Jeremy Gillen comments on Changing my mind about Christiano’s malign prior argument

Jeremy Gillen 4 Apr 2025 16:25 UTC
2 points
0
To respond to your edit: I don’t see your reasoning, and that isn’t my intuition. For moderately complex worlds, it’s easy for the description length of the world to be longer than the description length of many kinds of inductor.
Because we have the prediction error bounds.
Not ones that can rule out any of those things. My understanding is that the bounds are asymptotic or average-case in a way that makes them useless for this purpose. So if a mesa-inductor is found first that has a better prior, it’ll stick with the mesa-inductor. And if it has goals, it can wait as long as it wants to make a false prediction that helps achieve its goals. (Or just make false predictions about counterfactuals that are unlikely to be chosen).

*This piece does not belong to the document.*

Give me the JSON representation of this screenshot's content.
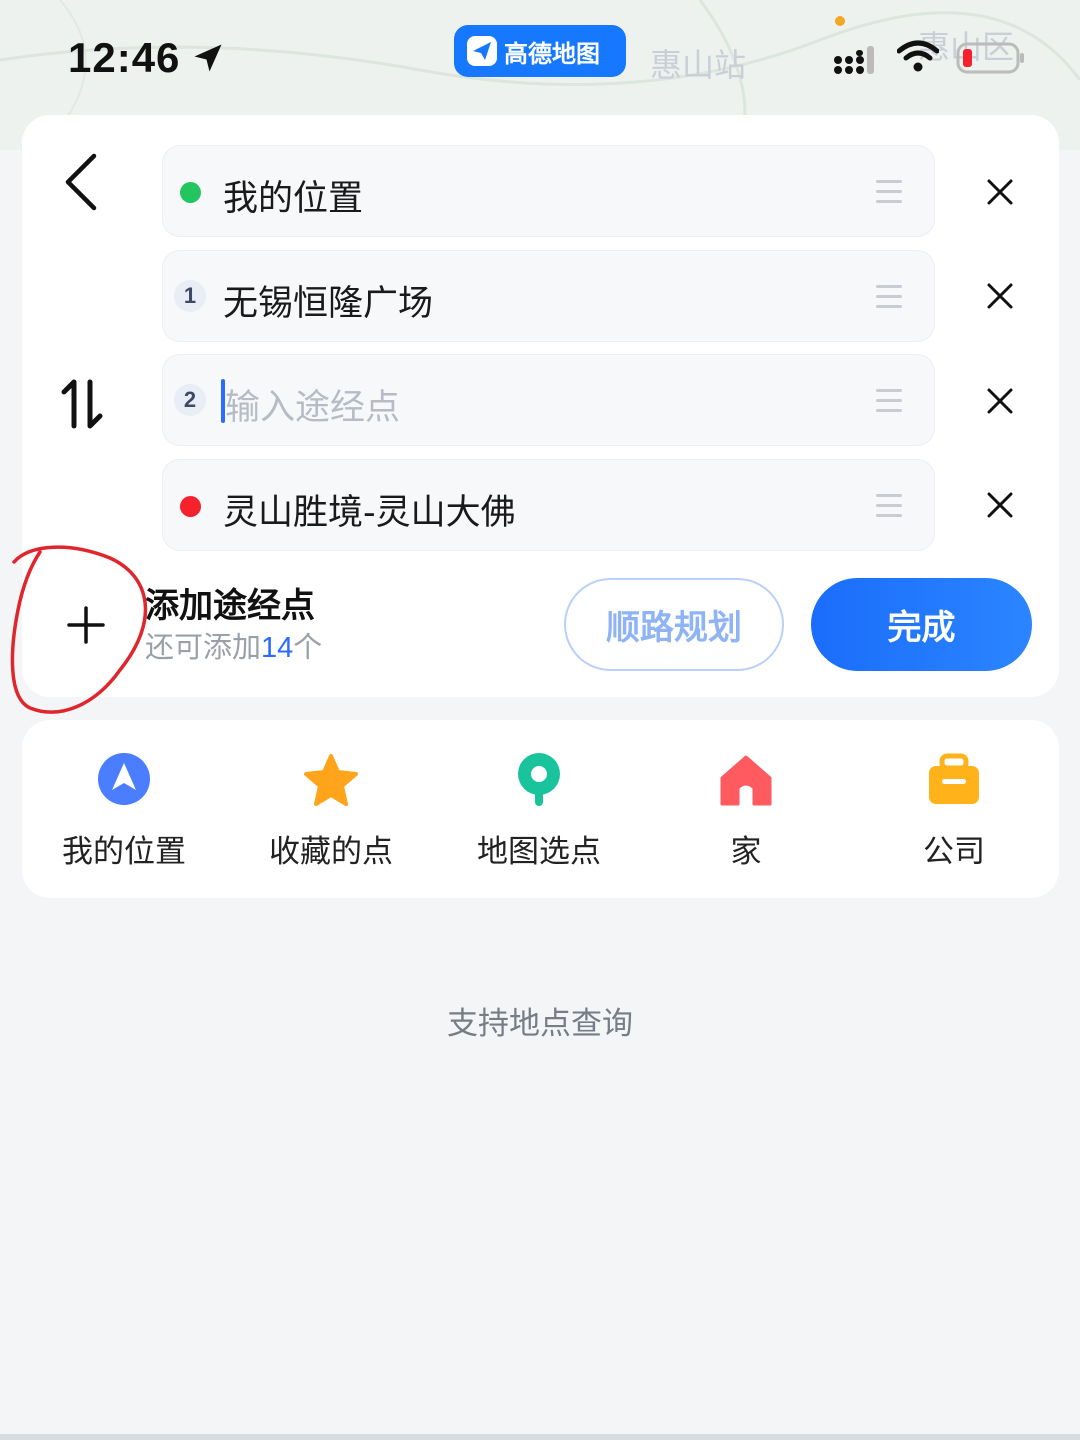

If I’m wrong then I’d be extremely interested in seeing your reasoning. I’d maybe pay $400 for a post explaining the reasoning behind why prediction error bounds rule out mesa-optimisers in the prior.
- Lucius Bushnaq 4 Apr 2025 16:44 UTC
  2 points
  0
  Parent
  The bound is the same one you get for normal Solomonoff induction, except restricted to the set of programs the cut-off induction runs over. It’s a bound on the total expected error in terms of CE loss that the predictor will ever make, summed over all datapoints.
  
  Look at the bound for cut-off induction in that post I linked, maybe? Hutter might also have something on it.

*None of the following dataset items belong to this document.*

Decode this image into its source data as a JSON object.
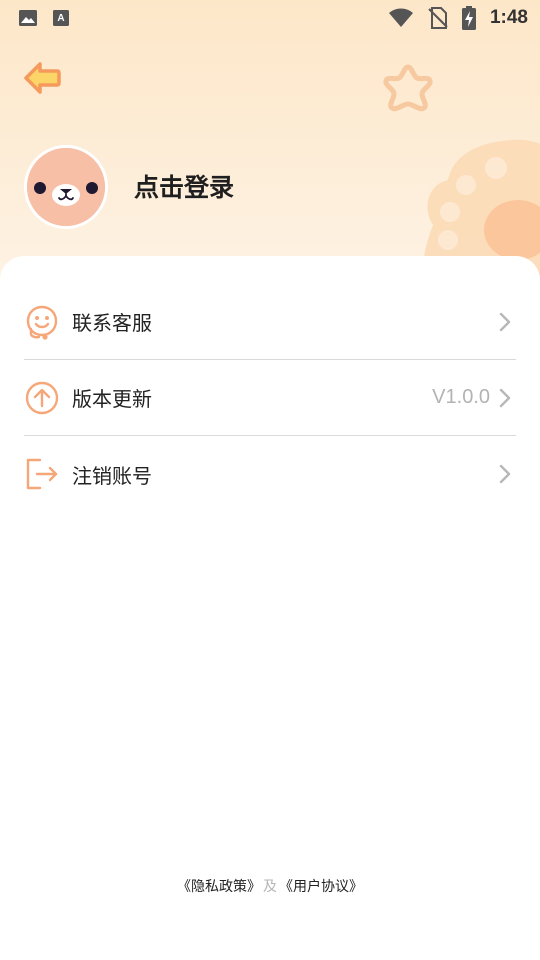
{
  "status_bar": {
    "time": "1:48",
    "left_icons": [
      "image-icon",
      "text-a-icon"
    ],
    "right_icons": [
      "wifi-icon",
      "no-sim-icon",
      "battery-charging-icon"
    ]
  },
  "header": {
    "back_icon": "back-arrow-icon",
    "avatar_icon": "bear-face-icon",
    "login_label": "点击登录"
  },
  "menu": {
    "items": [
      {
        "label": "联系客服",
        "icon": "customer-service-icon",
        "value": ""
      },
      {
        "label": "版本更新",
        "icon": "upload-arrow-icon",
        "value": "V1.0.0"
      },
      {
        "label": "注销账号",
        "icon": "logout-icon",
        "value": ""
      }
    ]
  },
  "footer": {
    "privacy_label": "《隐私政策》",
    "separator": "及",
    "agreement_label": "《用户协议》"
  },
  "colors": {
    "accent": "#f5a77a",
    "avatar_bg": "#f7bfa6",
    "header_bg_top": "#fde7c9",
    "chevron": "#b8b8b8"
  }
}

  Can also discuss on a call if you like.
  
  Note that this doesn’t work in real life, where the programs are not in fact restricted to outputting bit string predictions and can e.g. try to trick the hardware they’re running on.

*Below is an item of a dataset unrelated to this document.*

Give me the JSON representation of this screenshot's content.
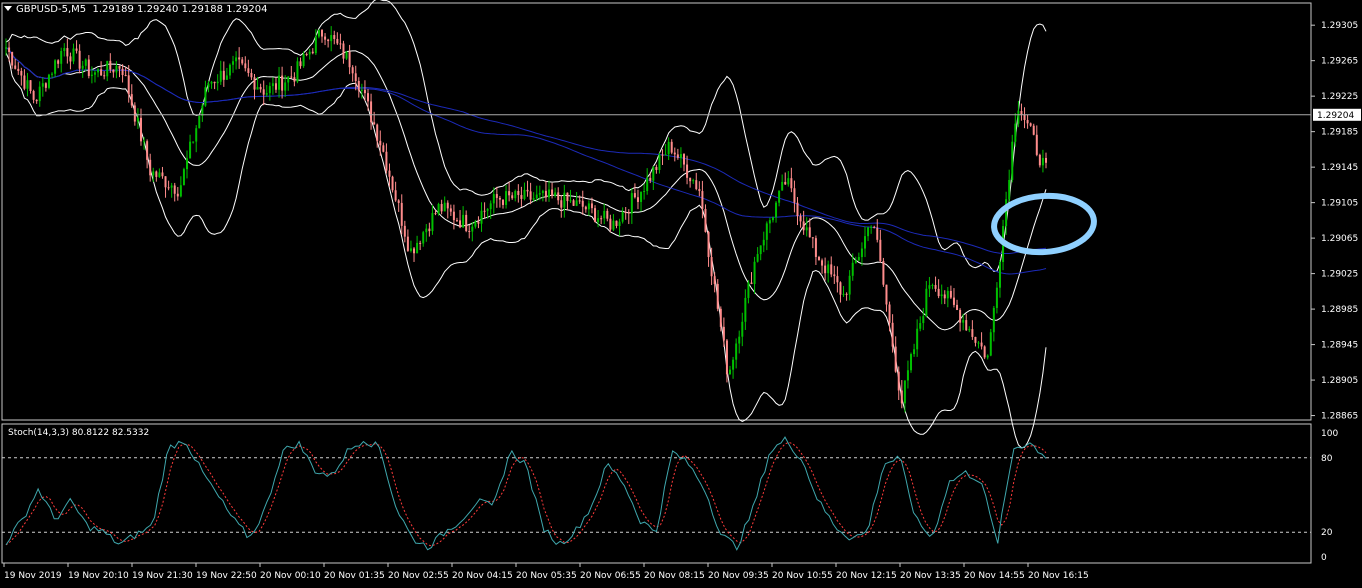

  - Jeremy Gillen 4 Apr 2025 17:35 UTC
    2 points
    0
    Parent
    Yeah I know that bound, I’ve seen a very similar one. The problem is that mesa-optimisers also get very good prediction error when averaged over all predictions. So they exist well below the bound. And they can time their deliberately-incorrect predictions carefully, if they want to survive for a long time.